Nov. 29 (Bloomberg) -- Hewlett-Packard Co., responding to a report that hackers could take control of laser printers and make them catch fire, said those concerns aren’t valid.
“No customer has reported unauthorized access,” the company said today in a statement. Hackers can’t circumvent the thermal breaker, which is set up to prevent overheating or combustion, by manipulating a printer’s so-called firmware, Hewlett-Packard said. “Speculation regarding potential for devices to catch fire due to a firmware change is false.”
The MSNBC.com news site, citing researchers at Columbia University, said some Hewlett-Packard LaserJet printers were vulnerable to attack. It’s likely that hackers could seize control of the devices and make them catch fire or use them to penetrate otherwise-secure networks, MSNBC said.
Hewlett-Packard said today that some LaserJet printers have a “potential security vulnerability,” which it’s working to fix. Firmware refers to the fixed software functions in a device.

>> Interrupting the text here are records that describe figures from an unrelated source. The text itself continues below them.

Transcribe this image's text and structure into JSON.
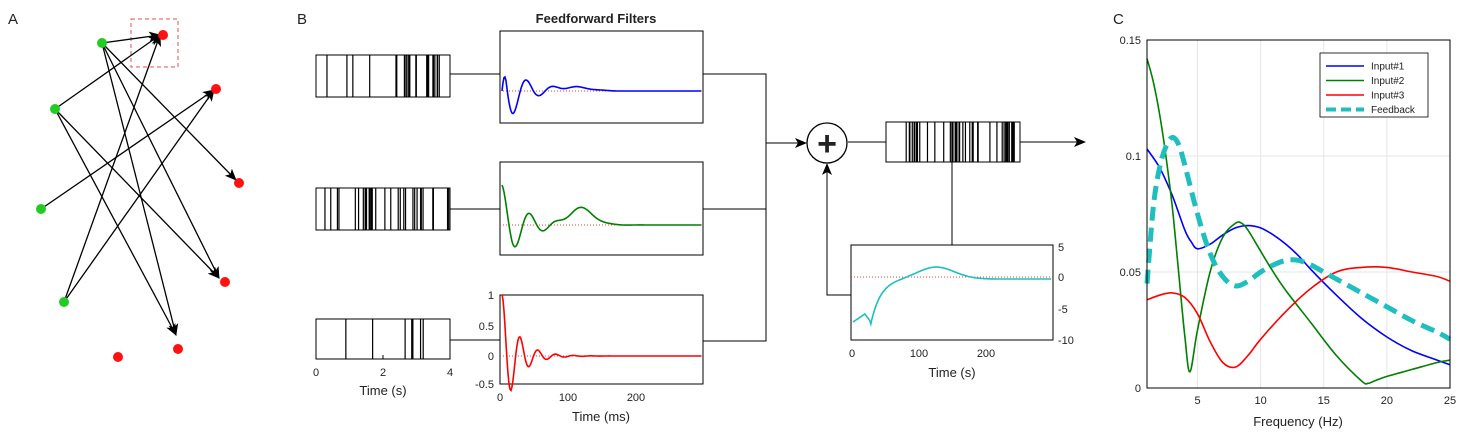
{
  "colors": {
    "input1": "#0000ff",
    "input2": "#008000",
    "input3": "#ff0000",
    "feedback": "#1fbfbf",
    "source_node": "#22cc22",
    "target_node": "#ff1111",
    "grid": "#e6e6e6"
  },
  "panels": {
    "a": {
      "label": "A"
    },
    "b": {
      "label": "B",
      "title": "Feedforward Filters",
      "spike_axis": {
        "xlabel": "Time (s)",
        "ticks": [
          "0",
          "2",
          "4"
        ]
      },
      "filter_axis": {
        "xlabel": "Time (ms)",
        "xticks": [
          "0",
          "100",
          "200"
        ],
        "yticks": [
          "1",
          "0.5",
          "0",
          "-0.5"
        ]
      },
      "feedback_axis": {
        "xlabel": "Time (s)",
        "xticks": [
          "0",
          "100",
          "200"
        ],
        "yticks": [
          "5",
          "0",
          "-5",
          "-10"
        ]
      },
      "sum_symbol": "+"
    },
    "c": {
      "label": "C"
    }
  },
  "chart_data": {
    "type": "line",
    "xlabel": "Frequency (Hz)",
    "ylabel": "",
    "xlim": [
      1,
      25
    ],
    "ylim": [
      0,
      0.15
    ],
    "xticks": [
      "5",
      "10",
      "15",
      "20",
      "25"
    ],
    "yticks": [
      "0",
      "0.05",
      "0.1",
      "0.15"
    ],
    "grid": true,
    "legend_position": "top-right",
    "series": [
      {
        "name": "Input#1",
        "style": "solid",
        "x": [
          1,
          2,
          3,
          4,
          4.5,
          5,
          6,
          7,
          8,
          9,
          10,
          11,
          12,
          13,
          14,
          16,
          18,
          20,
          22,
          24,
          25
        ],
        "y": [
          0.103,
          0.095,
          0.083,
          0.068,
          0.063,
          0.06,
          0.062,
          0.066,
          0.069,
          0.07,
          0.069,
          0.066,
          0.062,
          0.057,
          0.051,
          0.04,
          0.03,
          0.022,
          0.016,
          0.012,
          0.01
        ]
      },
      {
        "name": "Input#2",
        "style": "solid",
        "x": [
          1,
          1.5,
          2,
          2.5,
          3,
          3.5,
          4,
          4.4,
          5,
          6,
          7,
          8,
          8.5,
          9,
          10,
          11,
          12,
          14,
          16,
          18,
          18.5,
          19,
          20,
          22,
          24,
          25
        ],
        "y": [
          0.142,
          0.132,
          0.118,
          0.1,
          0.078,
          0.05,
          0.022,
          0.007,
          0.025,
          0.05,
          0.065,
          0.071,
          0.071,
          0.068,
          0.059,
          0.05,
          0.042,
          0.028,
          0.014,
          0.003,
          0.002,
          0.003,
          0.005,
          0.008,
          0.011,
          0.012
        ]
      },
      {
        "name": "Input#3",
        "style": "solid",
        "x": [
          1,
          2,
          3,
          4,
          5,
          6,
          7,
          8,
          9,
          10,
          12,
          14,
          16,
          18,
          20,
          22,
          24,
          25
        ],
        "y": [
          0.038,
          0.04,
          0.041,
          0.039,
          0.032,
          0.02,
          0.011,
          0.009,
          0.014,
          0.021,
          0.033,
          0.043,
          0.05,
          0.052,
          0.052,
          0.05,
          0.048,
          0.046
        ]
      },
      {
        "name": "Feedback",
        "style": "dashed",
        "x": [
          1,
          1.5,
          2,
          2.5,
          3,
          3.5,
          4,
          5,
          6,
          7,
          8,
          9,
          10,
          11,
          12,
          13,
          14,
          15,
          16,
          18,
          20,
          22,
          24,
          25
        ],
        "y": [
          0.045,
          0.078,
          0.095,
          0.104,
          0.108,
          0.105,
          0.096,
          0.075,
          0.058,
          0.048,
          0.044,
          0.046,
          0.05,
          0.053,
          0.055,
          0.055,
          0.053,
          0.05,
          0.047,
          0.041,
          0.035,
          0.029,
          0.024,
          0.021
        ]
      }
    ]
  }
}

“HP is building a firmware upgrade to mitigate this issue and will be communicating this proactively to customers and partners who may be impacted,” the Palo Alto, California-based company said in the statement. “In the meantime, HP reiterates its recommendation to follow best practices for securing devices by placing printers behind a firewall and, where possible, disabling remote firmware upload on exposed printers.”
Hewlett-Packard shares rose 1.4 percent to $26.90 at the close today in New York. The shares have tumbled 36 percent this year, dragged down by sluggish sales and a failed turnaround effort by Chief Executive Officer Leo Apotheker. He was replaced as CEO by Meg Whitman in September.